2. Whichever topic you choose, keep in mind that you need to identify and state a thesis. With the thesis, you need to consider the arguments in favor of the thesis, as well as against (but more on this below). If you want feedback on your paper topic/thesis, there is a discussion forum you can use to sound off ideas.
If you wish to clear your topic with the instructor before you commence writing, you are invited (and, encouraged) to do so. (Note: I’d be more than happy to make suggestions for revisions and for possible sources at this stage of the project, instead of having to mark your paper down because you embarked on a project that didn’t fully satisfy the expectations.)
3. After you have chosen your topic, and selected your thesis, your goal is to argue for your thesis.
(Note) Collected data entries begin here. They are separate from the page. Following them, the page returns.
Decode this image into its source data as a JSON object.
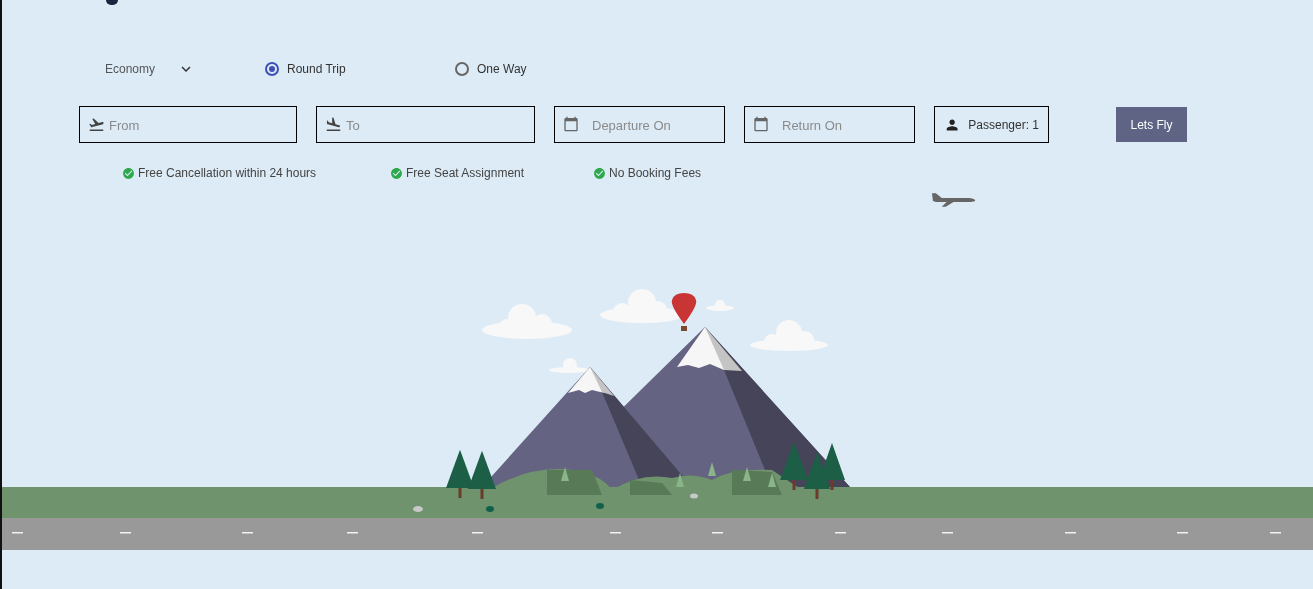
{
  "cabin": {
    "value": "Economy"
  },
  "trip_type": [
    {
      "label": "Round Trip",
      "selected": true
    },
    {
      "label": "One Way",
      "selected": false
    }
  ],
  "fields": [
    {
      "kind": "takeoff",
      "placeholder": "From"
    },
    {
      "kind": "landing",
      "placeholder": "To"
    },
    {
      "kind": "date",
      "placeholder": "Departure On"
    },
    {
      "kind": "date",
      "placeholder": "Return On"
    },
    {
      "kind": "passenger",
      "value": "Passenger: 1"
    }
  ],
  "search_button": "Lets Fly",
  "features": [
    "Free Cancellation within 24 hours",
    "Free Seat Assignment",
    "No Booking Fees"
  ]
}
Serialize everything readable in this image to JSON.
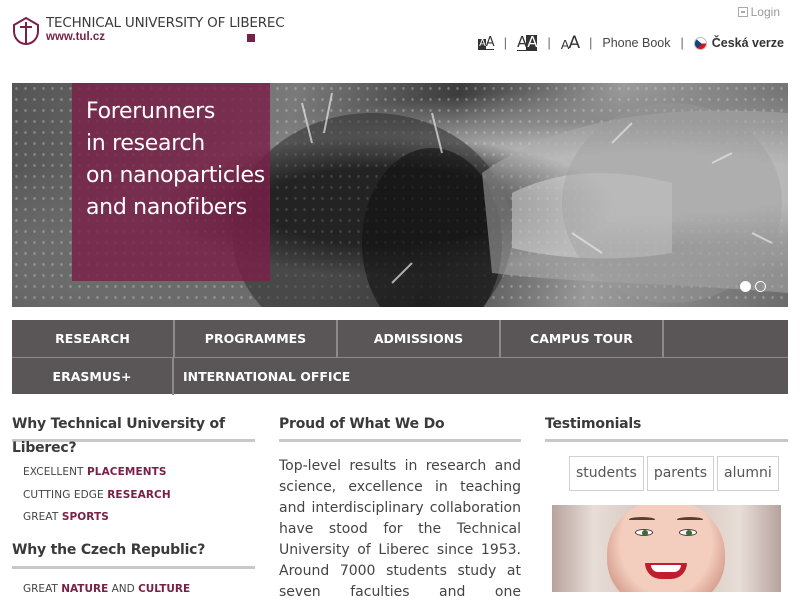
{
  "header": {
    "logo_name": "TECHNICAL UNIVERSITY OF LIBEREC",
    "logo_url": "www.tul.cz",
    "login": "Login",
    "font_sizes": [
      "A",
      "A",
      "A"
    ],
    "phone_book": "Phone Book",
    "language": "Česká verze",
    "accent_color": "#7a2048"
  },
  "hero": {
    "lines": [
      "Forerunners",
      "in research",
      "on nanoparticles",
      "and nanofibers"
    ],
    "slides_total": 2,
    "slide_active": 1
  },
  "nav": {
    "row1": [
      "RESEARCH",
      "PROGRAMMES",
      "ADMISSIONS",
      "CAMPUS TOUR"
    ],
    "row2": [
      "ERASMUS+",
      "INTERNATIONAL OFFICE"
    ]
  },
  "why": {
    "title": "Why Technical University of Liberec?",
    "title_line1": "Why Technical University of",
    "title_line2": "Liberec?",
    "items": [
      {
        "pre": "EXCELLENT",
        "key": "PLACEMENTS"
      },
      {
        "pre": "CUTTING EDGE",
        "key": "RESEARCH"
      },
      {
        "pre": "GREAT",
        "key": "SPORTS"
      }
    ]
  },
  "czech": {
    "title": "Why the Czech Republic?",
    "item1_pre": "GREAT",
    "item1_key1": "NATURE",
    "item1_mid": "AND",
    "item1_key2": "CULTURE"
  },
  "proud": {
    "title": "Proud of What We Do",
    "text": "Top-level results in research and science, excellence in teaching and interdisciplinary collaboration have stood for the Technical University of Liberec since 1953. Around 7000 students study at seven faculties and one specialized institute."
  },
  "testimonials": {
    "title": "Testimonials",
    "tabs": [
      "students",
      "parents",
      "alumni"
    ]
  }
}
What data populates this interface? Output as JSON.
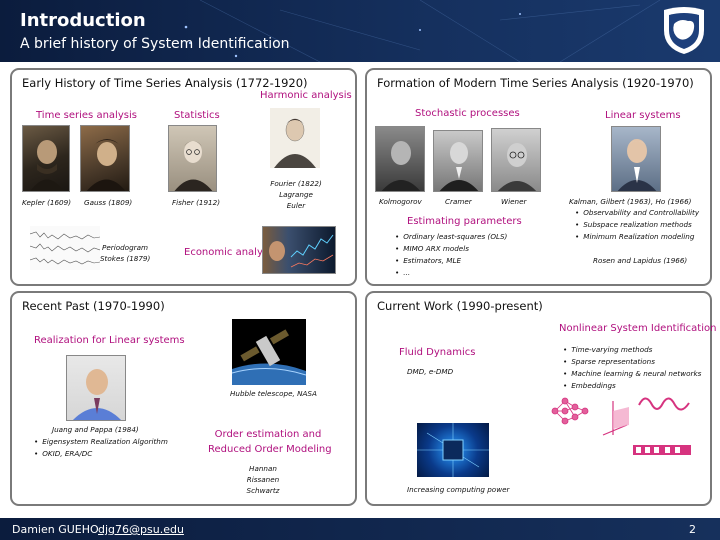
{
  "header": {
    "title": "Introduction",
    "subtitle": "A brief history of System Identification"
  },
  "footer": {
    "author": "Damien GUEHO",
    "email": "djg76@psu.edu",
    "page": "2"
  },
  "panels": {
    "early": {
      "title": "Early History of Time Series Analysis (1772-1920)",
      "time_series_heading": "Time series analysis",
      "statistics_heading": "Statistics",
      "harmonic_heading": "Harmonic analysis",
      "kepler": "Kepler (1609)",
      "gauss": "Gauss (1809)",
      "fisher": "Fisher (1912)",
      "harmonic_people": [
        "Fourier (1822)",
        "Lagrange",
        "Euler"
      ],
      "periodogram": [
        "Periodogram",
        "Stokes (1879)"
      ],
      "economic_heading": "Economic analysis"
    },
    "modern": {
      "title": "Formation of Modern Time Series Analysis (1920-1970)",
      "stochastic_heading": "Stochastic processes",
      "linear_heading": "Linear systems",
      "kolmogorov": "Kolmogorov",
      "cramer": "Cramer",
      "wiener": "Wiener",
      "estimating_heading": "Estimating parameters",
      "estimating_items": [
        "Ordinary least-squares (OLS)",
        "MIMO ARX models",
        "Estimators, MLE",
        "..."
      ],
      "linear_caption": "Kalman, Gilbert (1963), Ho (1966)",
      "linear_items": [
        "Observability and Controllability",
        "Subspace realization methods",
        "Minimum Realization modeling"
      ],
      "rosen": "Rosen and Lapidus (1966)"
    },
    "recent": {
      "title": "Recent Past (1970-1990)",
      "realization_heading": "Realization for Linear systems",
      "juang": "Juang and Pappa (1984)",
      "juang_items": [
        "Eigensystem Realization Algorithm",
        "OKID, ERA/DC"
      ],
      "hubble": "Hubble telescope, NASA",
      "order_heading": [
        "Order estimation and",
        "Reduced Order Modeling"
      ],
      "order_people": [
        "Hannan",
        "Rissanen",
        "Schwartz"
      ]
    },
    "current": {
      "title": "Current Work (1990-present)",
      "fluid_heading": "Fluid Dynamics",
      "fluid_text": "DMD, e-DMD",
      "nonlinear_heading": "Nonlinear System Identification",
      "nonlinear_items": [
        "Time-varying methods",
        "Sparse representations",
        "Machine learning & neural networks",
        "Embeddings"
      ],
      "computing": "Increasing computing power"
    }
  }
}
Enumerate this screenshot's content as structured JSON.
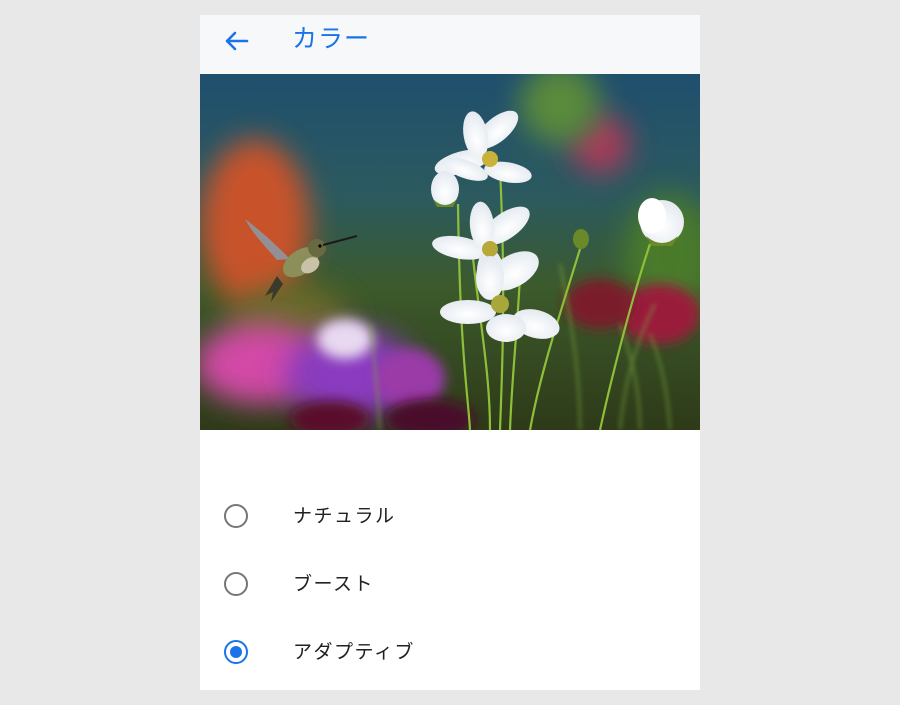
{
  "header": {
    "title": "カラー",
    "back_icon": "arrow-left-icon"
  },
  "colors": {
    "accent": "#1a73e8",
    "radio_off": "#757575",
    "text": "#202124",
    "appbar_bg": "#f7f8fa",
    "page_bg": "#e8e8e8"
  },
  "preview": {
    "subject": "hummingbird-and-cosmos-flowers"
  },
  "color_modes": {
    "options": [
      {
        "label": "ナチュラル",
        "selected": false
      },
      {
        "label": "ブースト",
        "selected": false
      },
      {
        "label": "アダプティブ",
        "selected": true
      }
    ]
  }
}
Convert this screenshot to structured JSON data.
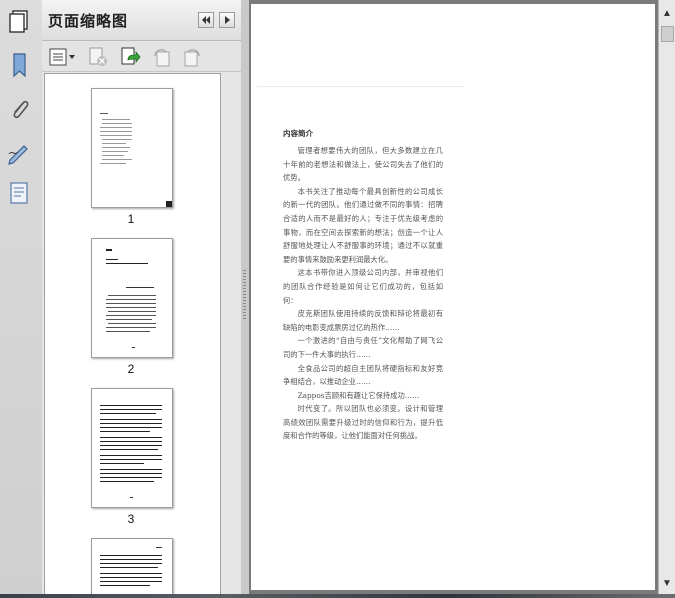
{
  "panel": {
    "title": "页面缩略图",
    "thumbnails": [
      {
        "label": "1"
      },
      {
        "label": "2"
      },
      {
        "label": "3"
      },
      {
        "label": ""
      }
    ]
  },
  "left_strip": {
    "icons": [
      "bookmark-icon",
      "attachment-icon",
      "signature-icon",
      "layers-icon"
    ]
  },
  "toolbar": {
    "icons": [
      "options-menu-icon",
      "delete-page-icon",
      "insert-page-icon",
      "rotate-left-icon",
      "rotate-right-icon"
    ]
  },
  "document": {
    "section_title": "内容简介",
    "paragraphs": [
      "管理者想要伟大的团队，但大多数建立在几十年前的老想法和做法上，使公司失去了他们的优势。",
      "本书关注了推动每个最具创新性的公司成长的新一代的团队。他们通过做不同的事情：招聘合适的人而不是最好的人；专注于优先级考虑的事物，而在空间去探索新的想法；创造一个让人舒服地处理让人不舒服事的环境；通过不以就重要的事情来鼓励来更利润最大化。",
      "这本书带你进入顶级公司内部，并审视他们的团队合作经验是如何让它们成功的，包括如何：",
      "皮克斯团队使用持续的反馈和辩论将最初有缺陷的电影变成票房过亿的热作……",
      "一个激进的“自由与责任”文化帮助了网飞公司的下一件大事的执行……",
      "全食品公司的超自主团队将硬指标和友好竞争相结合，以推动企业……",
      "Zappos吉顾和有趣让它保持成功……",
      "时代变了。所以团队也必须变。设计和管理高绩效团队需要升级过时的信仰和行为，提升低度和合作的等级，让他们能面对任何挑战。"
    ]
  }
}
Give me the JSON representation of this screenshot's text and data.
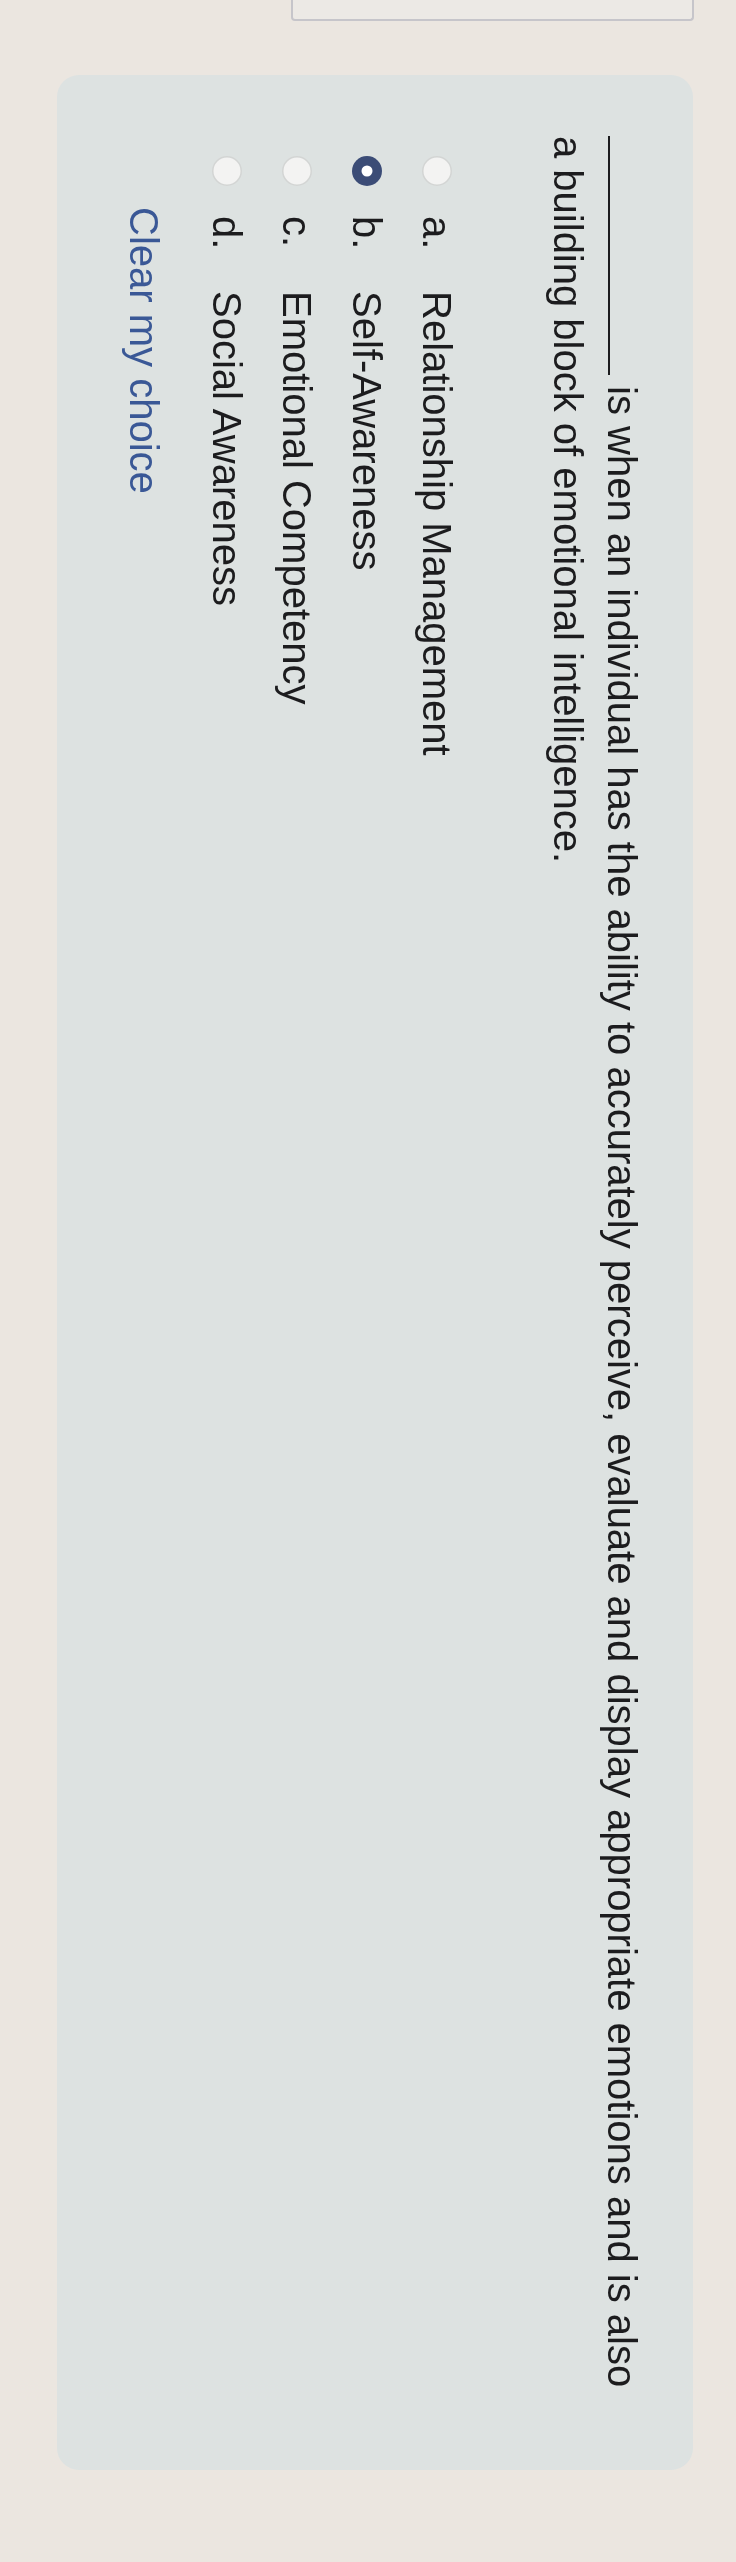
{
  "question": {
    "blank": true,
    "text": "is when an individual has the ability to accurately perceive, evaluate and display appropriate emotions and is also a building block of emotional intelligence."
  },
  "options": [
    {
      "letter": "a.",
      "label": "Relationship Management",
      "selected": false
    },
    {
      "letter": "b.",
      "label": "Self-Awareness",
      "selected": true
    },
    {
      "letter": "c.",
      "label": "Emotional Competency",
      "selected": false
    },
    {
      "letter": "d.",
      "label": "Social Awareness",
      "selected": false
    }
  ],
  "clear_link": "Clear my choice"
}
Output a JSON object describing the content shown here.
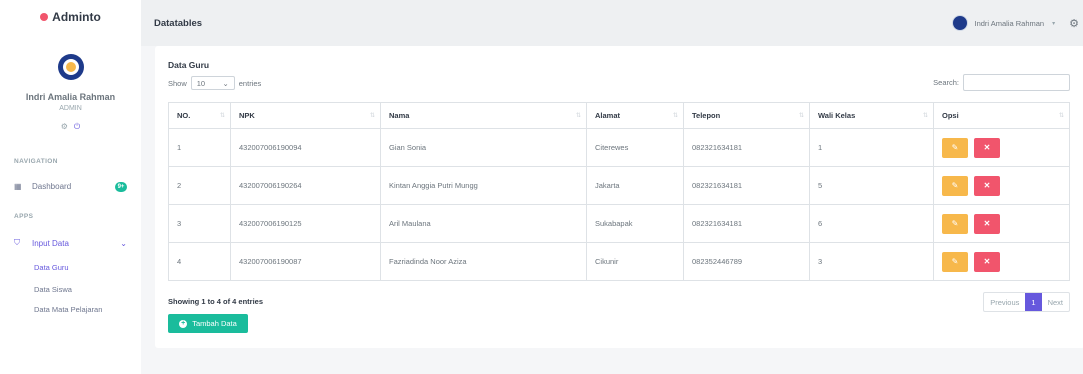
{
  "brand": {
    "name": "Adminto"
  },
  "user": {
    "name": "Indri Amalia Rahman",
    "role": "ADMIN"
  },
  "nav": {
    "section_navigation": "NAVIGATION",
    "dashboard_label": "Dashboard",
    "dashboard_badge": "9+",
    "section_apps": "APPS",
    "input_data_label": "Input Data",
    "sub_items": [
      "Data Guru",
      "Data Siswa",
      "Data Mata Pelajaran"
    ]
  },
  "topbar": {
    "title": "Datatables",
    "user_name": "Indri Amalia Rahman"
  },
  "card": {
    "title": "Data Guru",
    "show_label": "Show",
    "entries_value": "10",
    "entries_label": "entries",
    "search_label": "Search:",
    "search_value": "",
    "info": "Showing 1 to 4 of 4 entries",
    "add_button": "Tambah Data"
  },
  "table": {
    "columns": [
      "NO.",
      "NPK",
      "Nama",
      "Alamat",
      "Telepon",
      "Wali Kelas",
      "Opsi"
    ],
    "rows": [
      [
        "1",
        "432007006190094",
        "Gian Sonia",
        "Citerewes",
        "082321634181",
        "1"
      ],
      [
        "2",
        "432007006190264",
        "Kintan Anggia Putri Mungg",
        "Jakarta",
        "082321634181",
        "5"
      ],
      [
        "3",
        "432007006190125",
        "Aril Maulana",
        "Sukabapak",
        "082321634181",
        "6"
      ],
      [
        "4",
        "432007006190087",
        "Fazriadinda Noor Aziza",
        "Cikunir",
        "082352446789",
        "3"
      ]
    ]
  },
  "pagination": {
    "previous": "Previous",
    "current": "1",
    "next": "Next"
  },
  "colors": {
    "primary": "#6658dd",
    "success": "#1abc9c",
    "warning": "#f7b84b",
    "danger": "#f1556c"
  }
}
We have seen how the issues are often nuanced, so due finesse is required in dealing with them. However, I would like you to avoid platitudinous conclusions of the form “Everyone makes good points on this issue…”. You should provide enough of a description of the issue that it can be understood by a reader who does not have extensive background knowledge in it (but you may assume that the reader is familiar with the assigned texts in this class). Also, try to keep your paper focused on the topic you choose, instead of covering a wide variety of (related) issues only at surface depth.
4. Anticipate (and refute) an objection (or two) to your position. In describing your opponent’s viewpoint, try to be as charitable as possible. That is to say, do not strawman the opposing views for an easy knock-down. Again, you need to incorporate the class readings with your objections – even if this requires you to extrapolate from the readings we have done. You should focus on just one (or two) objection(s) and cover it (them) thoroughly instead of throwing out every imaginable objection to your thesis.
Better yet, just focus on (what you take to be) the most compelling argument for your thesis, and then consider (what you take to be) the most pressing objections against it.
5. The use of Wikipedia as a source is not permitted!
This has less to do with the quality of Wikipedia entries (which is quite good overall), and more with the fact that Wikipedia is a tertiary source. Given that this is a 400-level course, you are expected to be able to use primary and secondary sources in your work, instead of relying on summaries made by others. However, it is acceptable to use Wikipedia as a starting point (follow the links to the primary/secondary materials).
6. As you are required to use material from the readings to support your arguments, make sure you cite all material that is not original to you. Failure to do so may be construed as plagiarism; the consequences from plagiarizing your paper minimally include a failing grade for the course.
7. The paper should be about 8-10 pages (approximately 2500-3000 words) in length. As for editorial conventions, please observe the following:
– Use a 12 point font, one inch margins, and double spaced text, except for long quotations (longer than three lines) which should be single-spaced and indented.
– You may freely choose which citation style to use, provided that you use it consistently.
– Please include a works cited page, again using the citation style of your choice. See the link to the Citation Guide.
– Use class txt books to support your argument
o Rise & Fall of Soul & Self: An Intellectual History of Personal Identity by Raymond Martin, John Barresi
o A Brief History of the Soul by Stewart Goetz and Charles Taliaferro. plus any outside information you wish to provide.